In an airy, open-space office in a trendy downtown building that houses a technology startup, Sears Canada Inc. has become an unlikely tenant.
The 62-year-old struggling retailer has set up an innovations lab, which it calls Initium, to help revive its sagging e-commerce business. Initium means "start" in Latin and Sears badly needs a new one.
Under new executive chairman Brandon Stranzl, Sears aims to re-engineer its operations, including its e-commerce and catalogue division, whose annual sales stand at roughly $500-million. In all, Sears generated $3.1-billion in revenue in 2015, which has been sliced almost in half over the past decade.
"Most retailers function with a set of stores and a website attached," Mr. Stranzl, sporting a fashionable stubble of a beard, said as he sat in the kitchen of Initium while young jeans-clad employees wandered in and out. "We're going to make Sears into an e-commerce company with a set of stores attached."
Mr. Stranzl, who took the top job last summer, is working on multiple fronts in his turnaround efforts even as rivals such as giant discounter Wal-Mart Canada Corp. are ramping up their own initiatives.
Mr. Stranzl is scaling back the number of products Sears offers and physical stores it runs to focus on its best bets, while building up its e-commerce.
Still, "the operating turnaround is very challenging," Keith Howlett, retail analyst at Desjardins Securities, said in a report late last year.

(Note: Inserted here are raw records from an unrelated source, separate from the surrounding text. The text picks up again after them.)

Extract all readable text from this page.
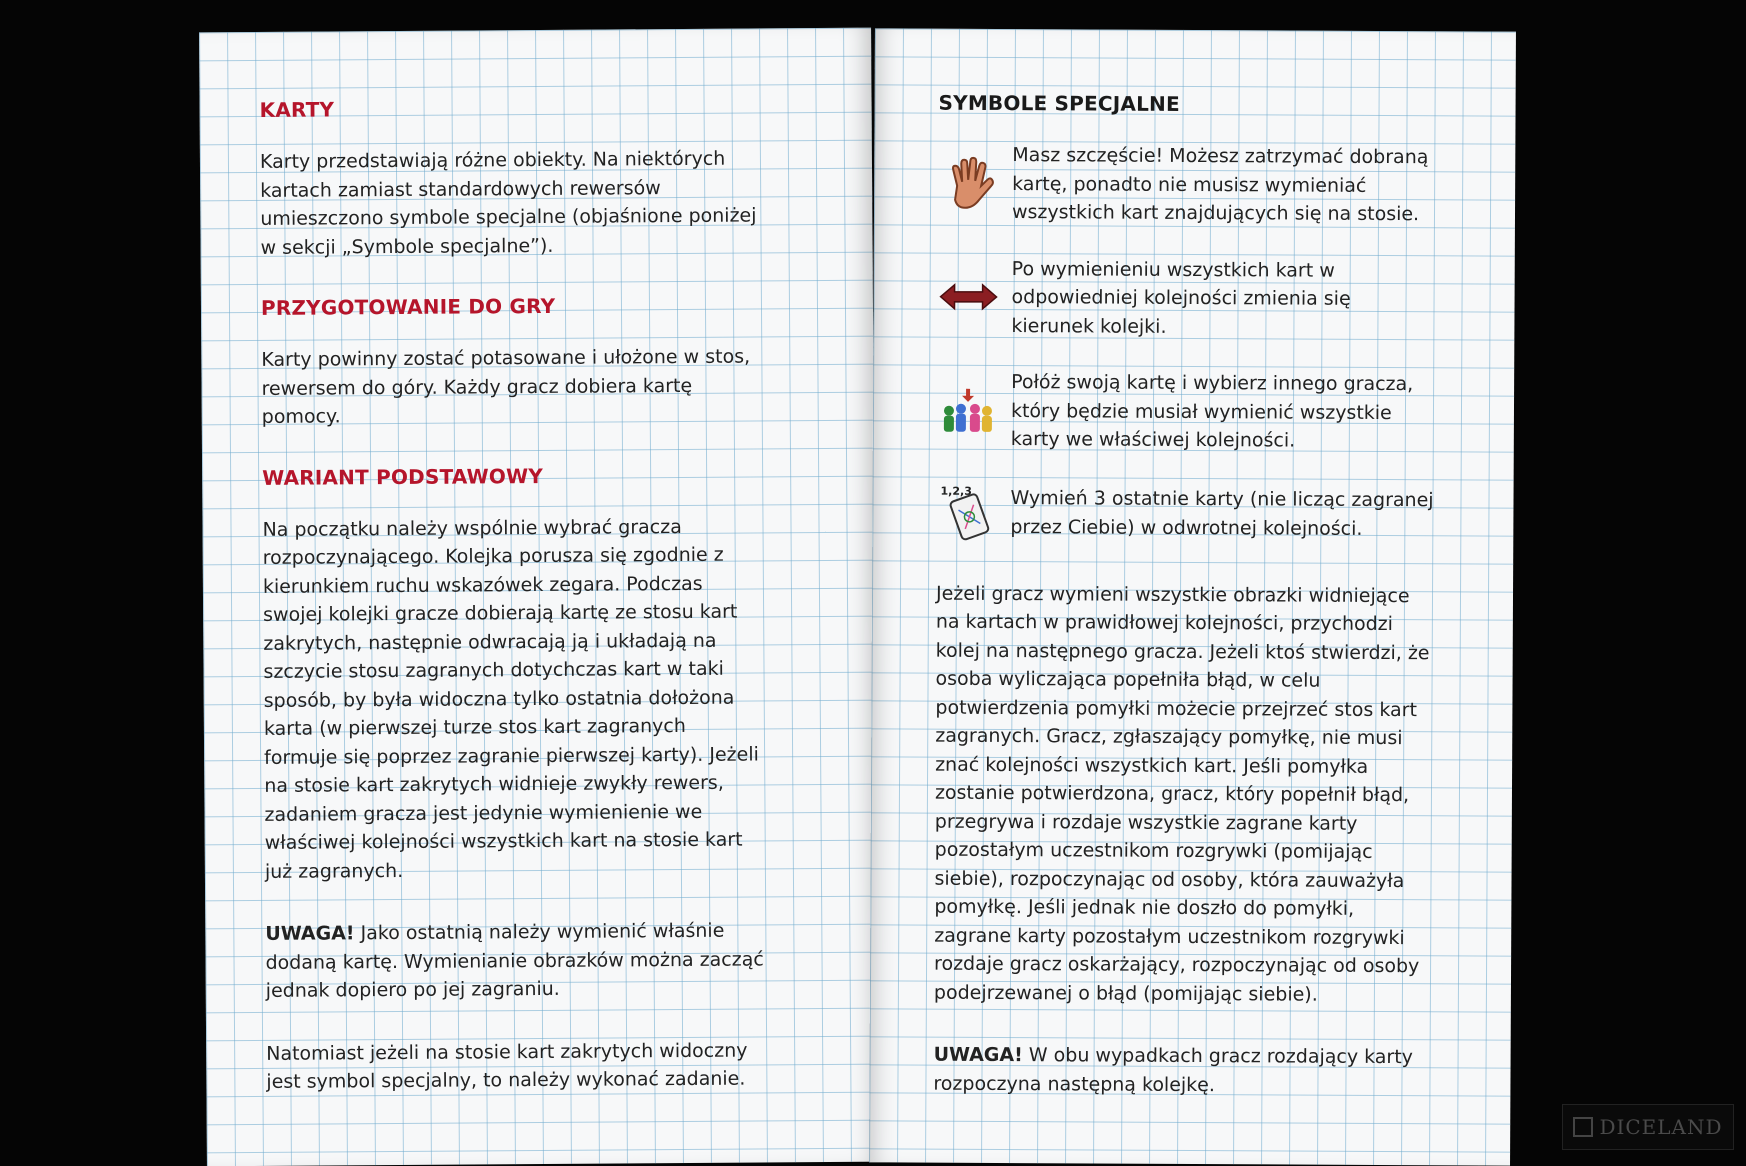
KARTY

Karty przedstawiają różne obiekty. Na niektórych kartach zamiast standardowych rewersów umieszczono symbole specjalne (objaśnione poniżej w sekcji „Symbole specjalne”).

PRZYGOTOWANIE DO GRY

Karty powinny zostać potasowane i ułożone w stos, rewersem do góry. Każdy gracz dobiera kartę pomocy.

WARIANT PODSTAWOWY

Na początku należy wspólnie wybrać gracza rozpoczynającego. Kolejka porusza się zgodnie z kierunkiem ruchu wskazówek zegara. Podczas swojej kolejki gracze dobierają kartę ze stosu kart zakrytych, następnie odwracają ją i układają na szczycie stosu zagranych dotychczas kart w taki sposób, by była widoczna tylko ostatnia dołożona karta (w pierwszej turze stos kart zagranych formuje się poprzez zagranie pierwszej karty). Jeżeli na stosie kart zakrytych widnieje zwykły rewers, zadaniem gracza jest jedynie wymienienie we właściwej kolejności wszystkich kart na stosie kart już zagranych.

UWAGA! Jako ostatnią należy wymienić właśnie dodaną kartę. Wymienianie obrazków można zacząć jednak dopiero po jej zagraniu.

Natomiast jeżeli na stosie kart zakrytych widoczny jest symbol specjalny, to należy wykonać zadanie.

SYMBOLE SPECJALNE

Masz szczęście! Możesz zatrzymać dobraną kartę, ponadto nie musisz wymieniać wszystkich kart znajdujących się na stosie.

Po wymienieniu wszystkich kart w odpowiedniej kolejności zmienia się kierunek kolejki.

Połóż swoją kartę i wybierz innego gracza, który będzie musiał wymienić wszystkie karty we właściwej kolejności.

1,2,3 Wymień 3 ostatnie karty (nie licząc zagranej przez Ciebie) w odwrotnej kolejności.

Jeżeli gracz wymieni wszystkie obrazki widniejące na kartach w prawidłowej kolejności, przychodzi kolej na następnego gracza. Jeżeli ktoś stwierdzi, że osoba wyliczająca popełniła błąd, w celu potwierdzenia pomyłki możecie przejrzeć stos kart zagranych. Gracz, zgłaszający pomyłkę, nie musi znać kolejności wszystkich kart. Jeśli pomyłka zostanie potwierdzona, gracz, który popełnił błąd, przegrywa i rozdaje wszystkie zagrane karty pozostałym uczestnikom rozgrywki (pomijając siebie), rozpoczynając od osoby, która zauważyła pomyłkę. Jeśli jednak nie doszło do pomyłki, zagrane karty pozostałym uczestnikom rozgrywki rozdaje gracz oskarżający, rozpoczynając od osoby podejrzewanej o błąd (pomijając siebie).

UWAGA! W obu wypadkach gracz rozdający karty rozpoczyna następną kolejkę.

DICELAND
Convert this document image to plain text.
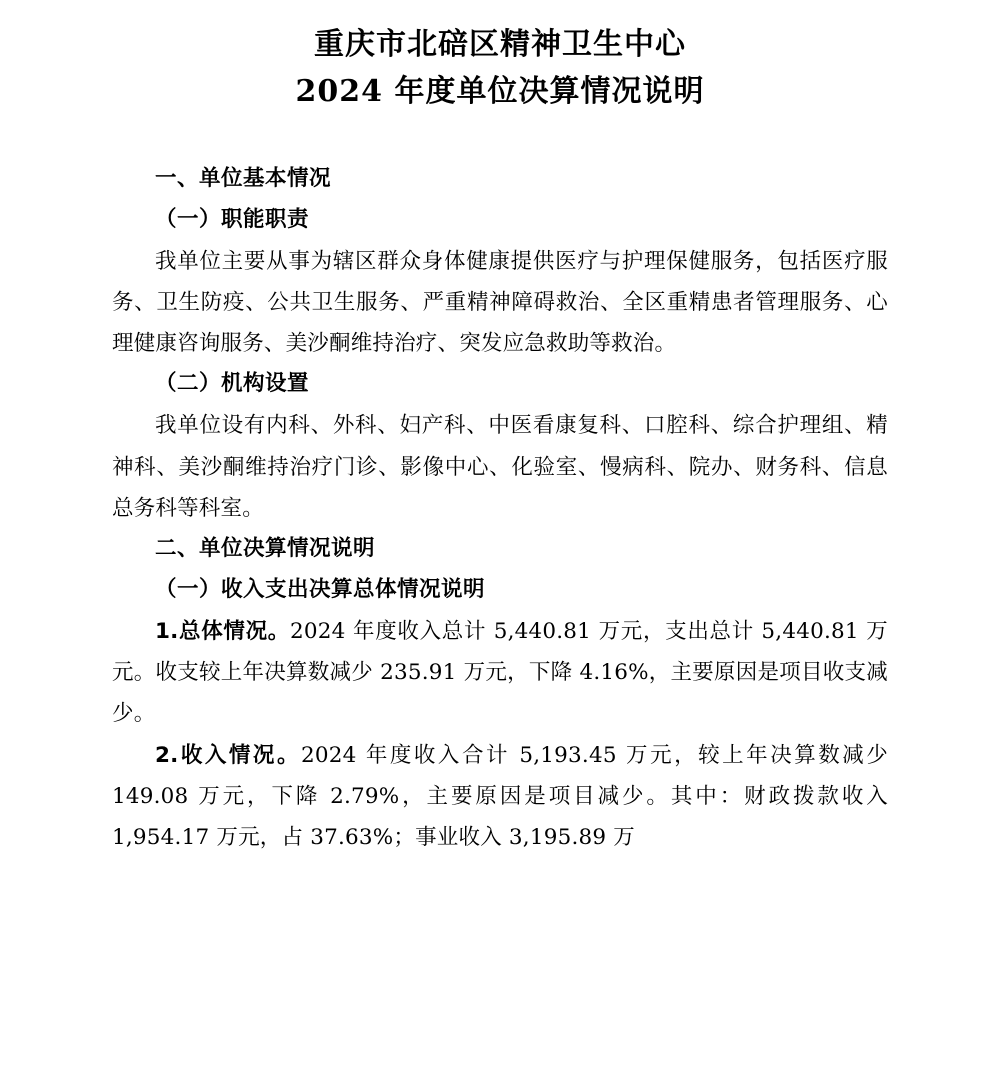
重庆市北碚区精神卫生中心
2024 年度单位决算情况说明
一、单位基本情况
（一）职能职责

我单位主要从事为辖区群众身体健康提供医疗与护理保健服务，包括医疗服务、卫生防疫、公共卫生服务、严重精神障碍救治、全区重精患者管理服务、心理健康咨询服务、美沙酮维持治疗、突发应急救助等救治。

（二）机构设置

我单位设有内科、外科、妇产科、中医看康复科、口腔科、综合护理组、精神科、美沙酮维持治疗门诊、影像中心、化验室、慢病科、院办、财务科、信息总务科等科室。

二、单位决算情况说明
（一）收入支出决算总体情况说明

1.总体情况。2024 年度收入总计 5,440.81 万元，支出总计 5,440.81 万元。收支较上年决算数减少 235.91 万元，下降 4.16%，主要原因是项目收支减少。

2.收入情况。2024 年度收入合计 5,193.45 万元，较上年决算数减少 149.08 万元，下降 2.79%，主要原因是项目减少。其中：财政拨款收入 1,954.17 万元，占 37.63%；事业收入 3,195.89 万
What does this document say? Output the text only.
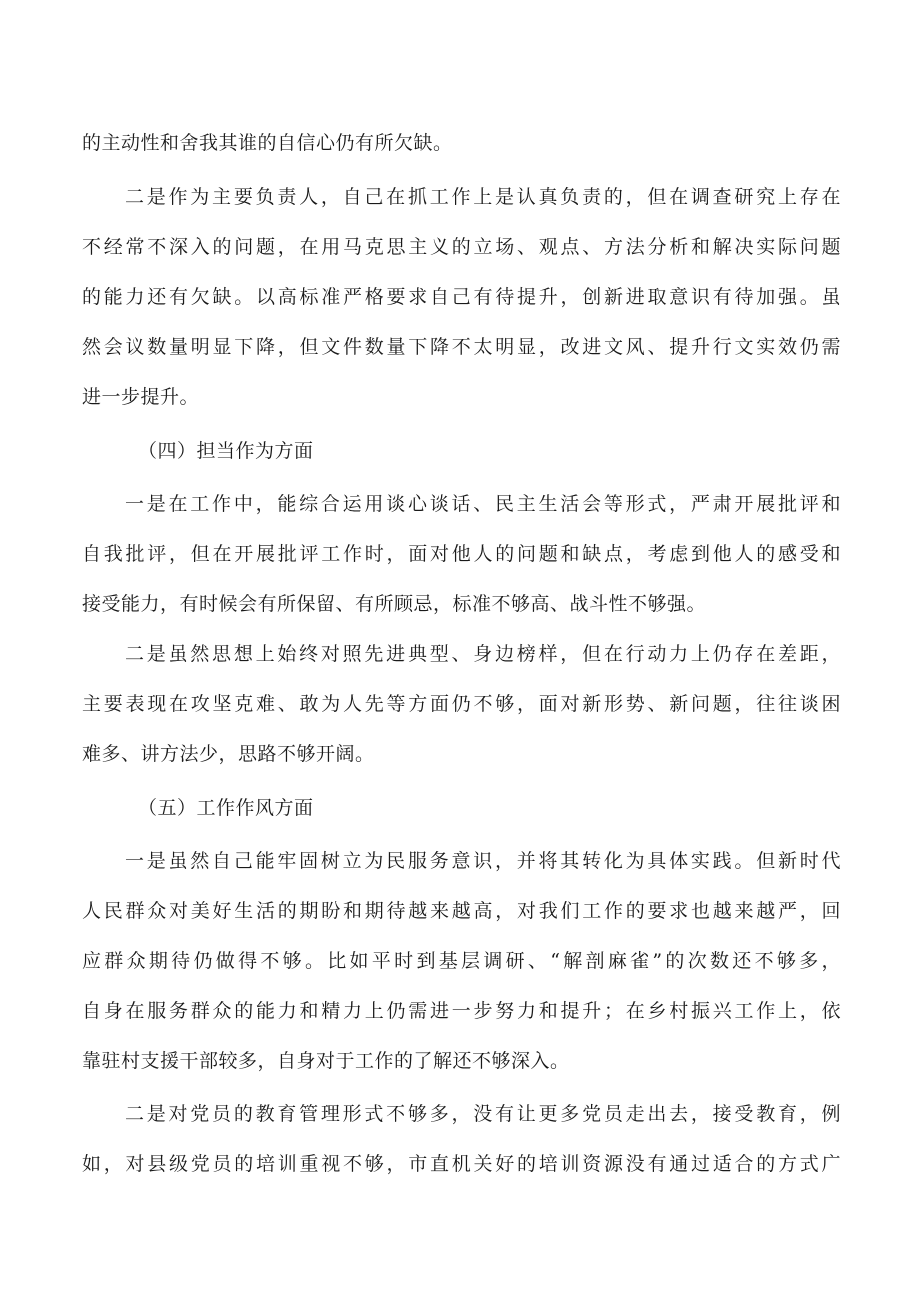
的主动性和舍我其谁的自信心仍有所欠缺。
二是作为主要负责人，自己在抓工作上是认真负责的，但在调查研究上存在
不经常不深入的问题，在用马克思主义的立场、观点、方法分析和解决实际问题
的能力还有欠缺。以高标准严格要求自己有待提升，创新进取意识有待加强。虽
然会议数量明显下降，但文件数量下降不太明显，改进文风、提升行文实效仍需
进一步提升。
（四）担当作为方面
一是在工作中，能综合运用谈心谈话、民主生活会等形式，严肃开展批评和
自我批评，但在开展批评工作时，面对他人的问题和缺点，考虑到他人的感受和
接受能力，有时候会有所保留、有所顾忌，标准不够高、战斗性不够强。
二是虽然思想上始终对照先进典型、身边榜样，但在行动力上仍存在差距，
主要表现在攻坚克难、敢为人先等方面仍不够，面对新形势、新问题，往往谈困
难多、讲方法少，思路不够开阔。
（五）工作作风方面
一是虽然自己能牢固树立为民服务意识，并将其转化为具体实践。但新时代
人民群众对美好生活的期盼和期待越来越高，对我们工作的要求也越来越严，回
应群众期待仍做得不够。比如平时到基层调研、“解剖麻雀”的次数还不够多，
自身在服务群众的能力和精力上仍需进一步努力和提升；在乡村振兴工作上，依
靠驻村支援干部较多，自身对于工作的了解还不够深入。
二是对党员的教育管理形式不够多，没有让更多党员走出去，接受教育，例
如，对县级党员的培训重视不够，市直机关好的培训资源没有通过适合的方式广
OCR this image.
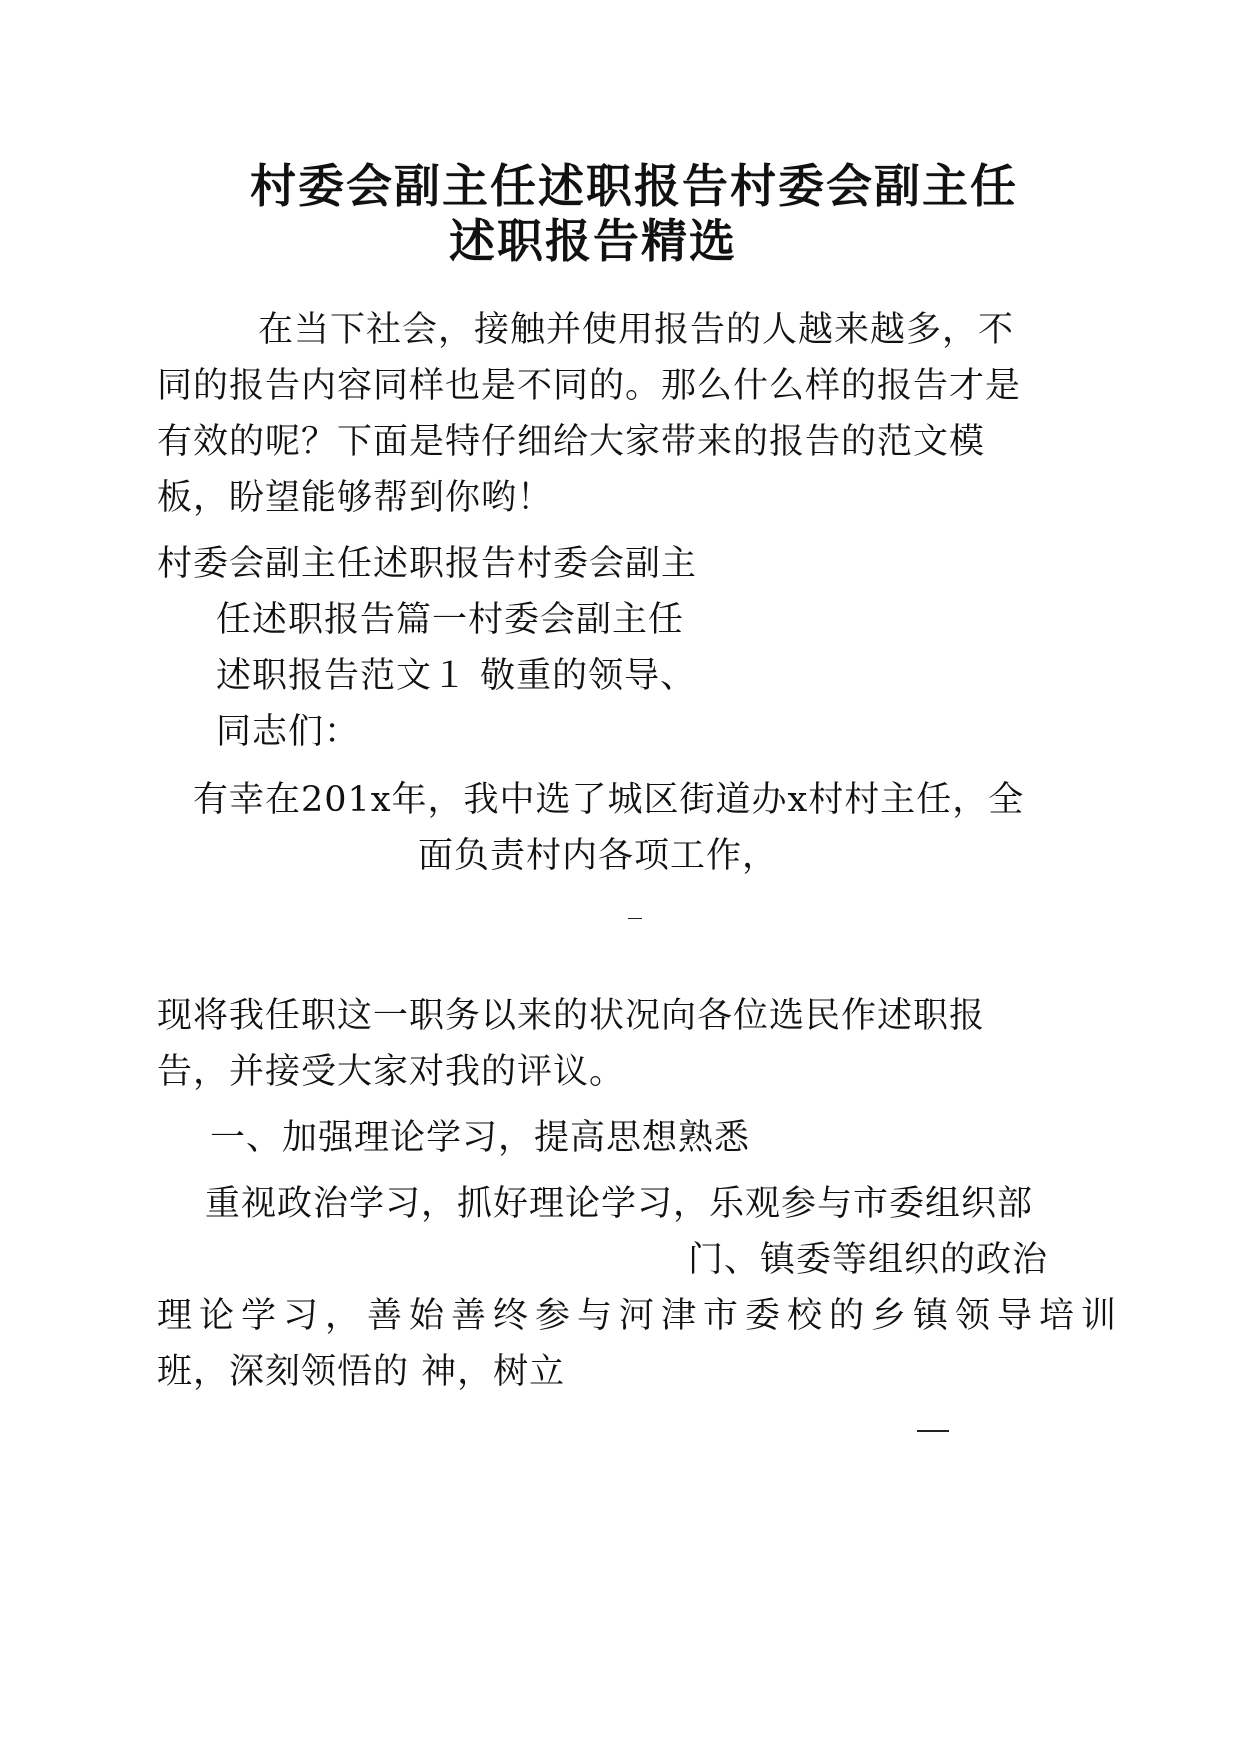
村委会副主任述职报告村委会副主任
述职报告精选
在当下社会，接触并使用报告的人越来越多，不
同的报告内容同样也是不同的。那么什么样的报告才是
有效的呢？下面是特仔细给大家带来的报告的范文模
板，盼望能够帮到你哟！
村委会副主任述职报告村委会副主
任述职报告篇一村委会副主任
述职报告范文１ 敬重的领导、
同志们：
有幸在201x年，我中选了城区街道办x村村主任，全
面负责村内各项工作，
现将我任职这一职务以来的状况向各位选民作述职报
告，并接受大家对我的评议。
一、加强理论学习，提高思想熟悉
重视政治学习，抓好理论学习，乐观参与市委组织部
门、镇委等组织的政治
理论学习，善始善终参与河津市委校的乡镇领导培训
班，深刻领悟的 神，树立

In its fourth quarter, Sears Canada posted a profit of $30.9-million or 30 cents a share, helped by a one-time $170.7-million gain from the termination of a credit card agreement. That compares with a loss of $123.6-million or $1.21 a year earlier. Revenue fell to $887.6-million from $972.5-million.
Same-store sales (at outlets open a year or more) at its core store network, which consists of 95 full-line department stores and 41 Sears home stores, fell 0.8 per cent from a year earlier.
Sears has been slashing costs and closing stores over the past few years, raising questions about its fate in an increasingly crowded market. On Friday, it said it plans to trim costs by an additional $100-million to $127-million in 2016 from $125-million of cost cuts last year.
At the same time, Mr. Stranzl has hired new top executives, including a new head of e-commerce who is leading the tech lab and hiring a team of 25 for it. "What's happening here will be the heart of the entire business," he said of the lab.
It will focus on key online product categories, such as blenders and apparel, and make the navigating and buying process easier, he said. "Our goal is to be one of the top e-comm companies in Canada."
Sears was a pioneer of sorts in e-commerce, having started its online site in 1998. It had a head start as a major catalogue, whose business model is similar to that of an online shopping site. "This company didn't evolve fast enough to keep up with the pace of technology," Mr. Stranzl said.
Now he wants to also improve Sears' catalogue operations, cutting back its current 22 catalogues a year to an unstated number in the future. He will refocus on key items with upgraded paper and more modern photography, he said.
Other re-engineering initiatives include placing products in stores in what he dubs a "pinball" strategy. Similar to IKEA, Sears is putting benches, racks and mannequins in a maze-like formation to force shoppers to browse through displays rather than speed through racks in straight rows.
It's adding more "shop-in-shops," which each focus on separate brands. The top-performing brands in shop-in-shops have enjoyed as much as a 36-per-cent lift in sales per square foot and a 19-per-cent increase in gross profit margins, the company said.
Even so, gross margins fell to 28.7 per cent in the fourth quarter from 30.4 per cent a year earlier, it said. But excluding the pinch of foreign currency shifts, gross margins would have improved to 31 per cent in the latest period, the company said.
Sears also announced Friday that it has a deal to sell its Calgary national logistics centre for $84-million and will lease back the space. The transaction will bring to $221-million the amount the retailer expects to get from real estate deals in 2016.